RPA technology, as the HBR article points out “is sometimes described as supporting ‘swivel chair’ processes involving a lot of back-and-forth access to multiple information systems. In many cases, however, the process could extract all the necessary information at once from a system — that is, with less swiveling.” Data feeds and API access removes the need to swivel and creates a unified single source, despite the use of multiple systems across the enterprise.
The benefits of a wider view
Instead of focusing on how to automate steps, flexible data-driven events are a more reliable way to address the question “What should our process look like?” Exploring how to redesign a process can lead to business improvements that no RPA project could expect to achieve. Importantly, it allows the organization to determine which parts of a process can be automated, and which still require human intervention.
When data arrives in the form of a new claim submission, a completed audit or investigation, or any other type of submittal, the system can be instructed to carry out follow-up activities. If the details fall within expected ranges, it can be added to an administrative queue. Alternatively, it can be escalated for review if any anomalies are spotted, and sent (via email or text) with accompanying backup details to expedite the review process. Each step can be time stamped to monitor efficiency and identify any bottlenecks. Status updates can also be automated through the use of email templates that keep users, management, and any required third parties fully abreast of progress without taking any staff resources to do so.
Next level automation
Any type of automation can lead to spikes in activity (by speeding up how quickly new data flows into queues). Just as a burst of activity can overwhelm digital networks, automated processes can potentially overwhelm administrative staff by ignoring existing workloads when creating new assignments. Origami Risks borrows the concept of load balancing from the IT realm and applies it to automating task assignment. This allows you to avoid the problems of overloading some resources (while others are underutilized), yet still delivers the benefits from using automated data-driven processes.
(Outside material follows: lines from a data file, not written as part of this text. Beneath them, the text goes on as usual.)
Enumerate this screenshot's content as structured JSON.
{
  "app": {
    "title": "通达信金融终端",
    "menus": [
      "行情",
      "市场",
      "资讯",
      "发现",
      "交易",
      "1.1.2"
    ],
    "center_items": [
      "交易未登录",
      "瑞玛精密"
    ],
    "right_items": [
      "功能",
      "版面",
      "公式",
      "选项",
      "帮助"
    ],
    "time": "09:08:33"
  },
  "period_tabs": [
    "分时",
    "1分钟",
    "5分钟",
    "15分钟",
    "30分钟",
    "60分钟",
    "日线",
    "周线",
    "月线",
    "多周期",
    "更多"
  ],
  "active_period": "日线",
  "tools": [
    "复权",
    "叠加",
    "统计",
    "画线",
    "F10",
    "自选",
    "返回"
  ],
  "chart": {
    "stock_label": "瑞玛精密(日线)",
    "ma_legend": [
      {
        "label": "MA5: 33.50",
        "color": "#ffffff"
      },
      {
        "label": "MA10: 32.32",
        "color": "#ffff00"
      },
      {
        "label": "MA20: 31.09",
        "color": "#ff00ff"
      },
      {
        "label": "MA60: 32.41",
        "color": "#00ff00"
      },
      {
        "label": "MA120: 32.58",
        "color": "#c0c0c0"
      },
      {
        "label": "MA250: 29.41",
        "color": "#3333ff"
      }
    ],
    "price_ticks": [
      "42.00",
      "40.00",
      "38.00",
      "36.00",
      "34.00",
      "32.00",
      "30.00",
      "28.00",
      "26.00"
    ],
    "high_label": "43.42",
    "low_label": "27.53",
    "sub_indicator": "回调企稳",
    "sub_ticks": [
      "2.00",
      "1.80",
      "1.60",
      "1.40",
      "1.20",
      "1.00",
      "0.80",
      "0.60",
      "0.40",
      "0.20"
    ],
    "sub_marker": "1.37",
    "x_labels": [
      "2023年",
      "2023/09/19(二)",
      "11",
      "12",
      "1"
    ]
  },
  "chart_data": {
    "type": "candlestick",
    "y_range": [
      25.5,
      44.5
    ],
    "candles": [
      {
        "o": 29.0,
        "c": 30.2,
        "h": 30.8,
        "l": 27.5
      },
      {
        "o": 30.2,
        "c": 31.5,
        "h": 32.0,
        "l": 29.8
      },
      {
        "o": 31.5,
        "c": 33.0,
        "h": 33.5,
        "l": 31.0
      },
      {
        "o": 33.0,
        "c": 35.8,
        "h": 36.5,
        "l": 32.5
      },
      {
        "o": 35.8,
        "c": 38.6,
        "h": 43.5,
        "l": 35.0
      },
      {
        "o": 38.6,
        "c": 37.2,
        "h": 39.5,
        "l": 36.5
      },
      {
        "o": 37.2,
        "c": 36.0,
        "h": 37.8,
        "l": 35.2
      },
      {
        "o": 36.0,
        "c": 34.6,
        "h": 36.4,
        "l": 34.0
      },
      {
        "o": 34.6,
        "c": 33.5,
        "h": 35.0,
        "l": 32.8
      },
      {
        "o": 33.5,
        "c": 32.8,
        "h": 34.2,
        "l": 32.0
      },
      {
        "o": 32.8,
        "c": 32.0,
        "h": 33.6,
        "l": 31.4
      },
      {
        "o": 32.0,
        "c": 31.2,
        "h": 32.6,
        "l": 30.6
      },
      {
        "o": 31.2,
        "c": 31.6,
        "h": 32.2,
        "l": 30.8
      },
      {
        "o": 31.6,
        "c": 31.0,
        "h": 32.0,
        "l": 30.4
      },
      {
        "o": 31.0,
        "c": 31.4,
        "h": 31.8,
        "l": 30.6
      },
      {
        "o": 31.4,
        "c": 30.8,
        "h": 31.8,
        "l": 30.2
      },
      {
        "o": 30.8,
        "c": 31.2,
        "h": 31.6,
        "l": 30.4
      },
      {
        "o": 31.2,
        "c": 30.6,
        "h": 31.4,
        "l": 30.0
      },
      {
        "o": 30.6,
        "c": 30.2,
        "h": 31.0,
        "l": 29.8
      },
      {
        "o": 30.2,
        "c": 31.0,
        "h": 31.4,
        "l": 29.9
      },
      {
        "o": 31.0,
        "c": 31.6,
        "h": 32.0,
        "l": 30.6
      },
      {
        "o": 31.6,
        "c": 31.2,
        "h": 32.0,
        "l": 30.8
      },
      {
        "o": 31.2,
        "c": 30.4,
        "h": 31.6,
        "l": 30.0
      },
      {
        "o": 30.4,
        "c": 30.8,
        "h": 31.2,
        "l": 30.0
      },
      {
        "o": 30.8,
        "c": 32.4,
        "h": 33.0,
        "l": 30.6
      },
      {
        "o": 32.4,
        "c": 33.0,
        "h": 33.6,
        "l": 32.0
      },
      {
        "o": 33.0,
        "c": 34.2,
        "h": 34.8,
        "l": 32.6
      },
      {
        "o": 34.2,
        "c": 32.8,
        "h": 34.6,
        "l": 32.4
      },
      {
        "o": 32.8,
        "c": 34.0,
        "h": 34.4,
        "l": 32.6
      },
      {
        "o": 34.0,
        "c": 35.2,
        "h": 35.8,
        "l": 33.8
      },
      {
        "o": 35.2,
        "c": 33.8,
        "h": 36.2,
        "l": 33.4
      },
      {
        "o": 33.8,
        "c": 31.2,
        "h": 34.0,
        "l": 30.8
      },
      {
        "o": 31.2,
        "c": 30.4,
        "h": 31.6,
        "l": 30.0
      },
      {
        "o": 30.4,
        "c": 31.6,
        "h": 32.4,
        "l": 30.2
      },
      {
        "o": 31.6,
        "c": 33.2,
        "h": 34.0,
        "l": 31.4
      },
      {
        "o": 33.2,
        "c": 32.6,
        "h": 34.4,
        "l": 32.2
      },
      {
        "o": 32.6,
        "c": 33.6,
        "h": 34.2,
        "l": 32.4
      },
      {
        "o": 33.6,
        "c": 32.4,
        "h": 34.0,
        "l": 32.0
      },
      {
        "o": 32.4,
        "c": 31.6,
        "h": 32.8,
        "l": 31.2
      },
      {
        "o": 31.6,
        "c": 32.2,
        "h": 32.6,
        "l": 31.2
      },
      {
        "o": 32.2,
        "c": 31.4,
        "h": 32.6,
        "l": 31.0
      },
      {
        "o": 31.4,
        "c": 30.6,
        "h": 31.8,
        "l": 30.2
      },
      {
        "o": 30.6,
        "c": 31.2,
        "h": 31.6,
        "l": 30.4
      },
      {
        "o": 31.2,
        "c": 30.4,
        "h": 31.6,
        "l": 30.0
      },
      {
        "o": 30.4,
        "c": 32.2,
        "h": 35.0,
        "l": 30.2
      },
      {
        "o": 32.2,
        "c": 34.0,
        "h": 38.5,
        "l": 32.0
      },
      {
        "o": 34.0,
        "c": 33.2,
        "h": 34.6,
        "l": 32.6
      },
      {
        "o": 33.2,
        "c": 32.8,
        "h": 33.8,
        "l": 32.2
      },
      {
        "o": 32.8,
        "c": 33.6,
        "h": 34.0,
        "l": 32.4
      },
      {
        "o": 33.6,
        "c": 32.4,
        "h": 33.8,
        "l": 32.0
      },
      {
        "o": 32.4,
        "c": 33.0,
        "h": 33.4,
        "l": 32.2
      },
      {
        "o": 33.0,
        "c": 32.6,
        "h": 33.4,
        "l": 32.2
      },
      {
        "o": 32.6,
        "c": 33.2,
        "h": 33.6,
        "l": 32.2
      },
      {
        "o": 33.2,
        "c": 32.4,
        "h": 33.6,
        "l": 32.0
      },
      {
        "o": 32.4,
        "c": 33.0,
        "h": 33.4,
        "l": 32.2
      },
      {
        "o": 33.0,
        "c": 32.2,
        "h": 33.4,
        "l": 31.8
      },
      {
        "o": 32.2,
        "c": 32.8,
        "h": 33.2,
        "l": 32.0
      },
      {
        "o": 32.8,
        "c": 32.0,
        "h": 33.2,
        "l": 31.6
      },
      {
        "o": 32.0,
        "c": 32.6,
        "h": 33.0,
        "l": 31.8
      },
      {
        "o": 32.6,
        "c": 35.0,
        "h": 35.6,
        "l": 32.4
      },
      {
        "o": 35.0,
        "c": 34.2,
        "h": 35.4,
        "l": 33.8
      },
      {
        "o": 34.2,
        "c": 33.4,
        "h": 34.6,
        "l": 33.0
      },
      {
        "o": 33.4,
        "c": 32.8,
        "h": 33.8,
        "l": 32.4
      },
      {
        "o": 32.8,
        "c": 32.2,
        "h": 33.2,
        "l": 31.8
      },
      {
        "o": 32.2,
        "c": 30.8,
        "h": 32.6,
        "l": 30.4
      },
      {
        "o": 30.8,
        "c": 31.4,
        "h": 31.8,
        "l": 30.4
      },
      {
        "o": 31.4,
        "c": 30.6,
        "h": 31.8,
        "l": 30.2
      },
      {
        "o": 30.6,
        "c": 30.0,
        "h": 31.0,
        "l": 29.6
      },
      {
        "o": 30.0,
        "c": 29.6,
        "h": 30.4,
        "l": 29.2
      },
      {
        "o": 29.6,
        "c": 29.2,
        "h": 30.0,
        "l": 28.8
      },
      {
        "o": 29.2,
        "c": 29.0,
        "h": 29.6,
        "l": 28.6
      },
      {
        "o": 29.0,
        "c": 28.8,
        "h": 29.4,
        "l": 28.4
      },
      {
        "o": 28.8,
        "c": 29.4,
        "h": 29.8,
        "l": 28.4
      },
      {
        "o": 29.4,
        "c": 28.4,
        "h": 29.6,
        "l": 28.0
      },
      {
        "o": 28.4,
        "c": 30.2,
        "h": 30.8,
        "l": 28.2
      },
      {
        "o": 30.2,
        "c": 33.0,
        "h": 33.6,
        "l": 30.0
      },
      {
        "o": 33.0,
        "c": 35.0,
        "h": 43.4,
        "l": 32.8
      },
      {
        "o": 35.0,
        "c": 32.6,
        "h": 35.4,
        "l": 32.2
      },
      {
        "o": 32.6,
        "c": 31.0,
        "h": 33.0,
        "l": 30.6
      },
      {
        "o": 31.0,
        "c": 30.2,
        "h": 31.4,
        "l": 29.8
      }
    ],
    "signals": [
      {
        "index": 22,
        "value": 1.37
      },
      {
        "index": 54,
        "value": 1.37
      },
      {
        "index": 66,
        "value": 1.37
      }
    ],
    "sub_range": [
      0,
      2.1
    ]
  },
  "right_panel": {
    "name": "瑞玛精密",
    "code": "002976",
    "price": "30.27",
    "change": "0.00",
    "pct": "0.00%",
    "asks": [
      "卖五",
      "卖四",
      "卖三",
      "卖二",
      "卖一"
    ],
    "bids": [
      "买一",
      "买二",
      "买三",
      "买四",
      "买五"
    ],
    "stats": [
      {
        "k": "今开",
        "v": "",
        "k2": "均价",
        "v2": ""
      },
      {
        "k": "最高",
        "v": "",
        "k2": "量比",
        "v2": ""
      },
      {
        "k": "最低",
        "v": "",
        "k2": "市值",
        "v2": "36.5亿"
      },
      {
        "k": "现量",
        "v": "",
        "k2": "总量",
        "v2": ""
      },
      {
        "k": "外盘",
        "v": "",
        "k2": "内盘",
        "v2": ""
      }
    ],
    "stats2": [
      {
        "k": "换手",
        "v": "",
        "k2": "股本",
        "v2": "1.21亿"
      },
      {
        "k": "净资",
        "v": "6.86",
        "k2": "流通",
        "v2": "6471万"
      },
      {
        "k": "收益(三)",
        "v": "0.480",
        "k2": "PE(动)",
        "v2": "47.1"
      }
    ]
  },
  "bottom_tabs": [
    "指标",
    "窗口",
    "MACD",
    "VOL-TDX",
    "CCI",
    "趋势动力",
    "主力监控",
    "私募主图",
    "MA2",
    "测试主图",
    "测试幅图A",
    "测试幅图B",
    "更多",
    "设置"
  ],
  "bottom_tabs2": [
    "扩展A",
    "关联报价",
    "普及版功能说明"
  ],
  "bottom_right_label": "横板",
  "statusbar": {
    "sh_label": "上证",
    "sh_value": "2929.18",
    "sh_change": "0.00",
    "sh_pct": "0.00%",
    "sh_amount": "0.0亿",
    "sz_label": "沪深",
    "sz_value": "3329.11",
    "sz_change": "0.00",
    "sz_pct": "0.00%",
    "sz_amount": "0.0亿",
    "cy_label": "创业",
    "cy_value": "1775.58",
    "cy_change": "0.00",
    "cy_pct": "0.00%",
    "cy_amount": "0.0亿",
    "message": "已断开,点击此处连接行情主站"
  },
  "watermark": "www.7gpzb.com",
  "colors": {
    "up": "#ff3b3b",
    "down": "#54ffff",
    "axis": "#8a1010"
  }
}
Next level automation considers the varying reporting needs of a range of stakeholders. Some users may want custom dashboards and in-system alerts to keep an eye on day-to-day activities. Others may want simple PDFs delivered to their email inboxes either on a regular basis, or as-needed whenever conditions warrant. Executive team members may need information to be prepared in a “meeting ready” format, such as a PowerPoint template.
Origami Risk provides your organization with the flexible reporting options that allow each unit to tailor the reports and updates that stakeholders demand in the format and frequency they prefer. This means visibility of data isn’t locked down to only those using the system on a regular basis, or those willing to pour through a parade of spreadsheets.
Assessing RPA development in your organization
RPAs sound great. For some situations they might work well. But they are fragile, and not well adapted to a rapidly changing environment. Automation efforts require flexibility as a foundation, and the concentration should be on how to get as much as possible in one system (avoiding the swivel chair). This puts an emphasis on strong integrations and API-based solutions.
Origami lets you get all the benefits of RPAs, without the rigid limitations. This creates a sustainable process, where changes and updates can be made easily and without IT support. Best of all, it allows you to focus on strategic objectives rather than blindly automating steps.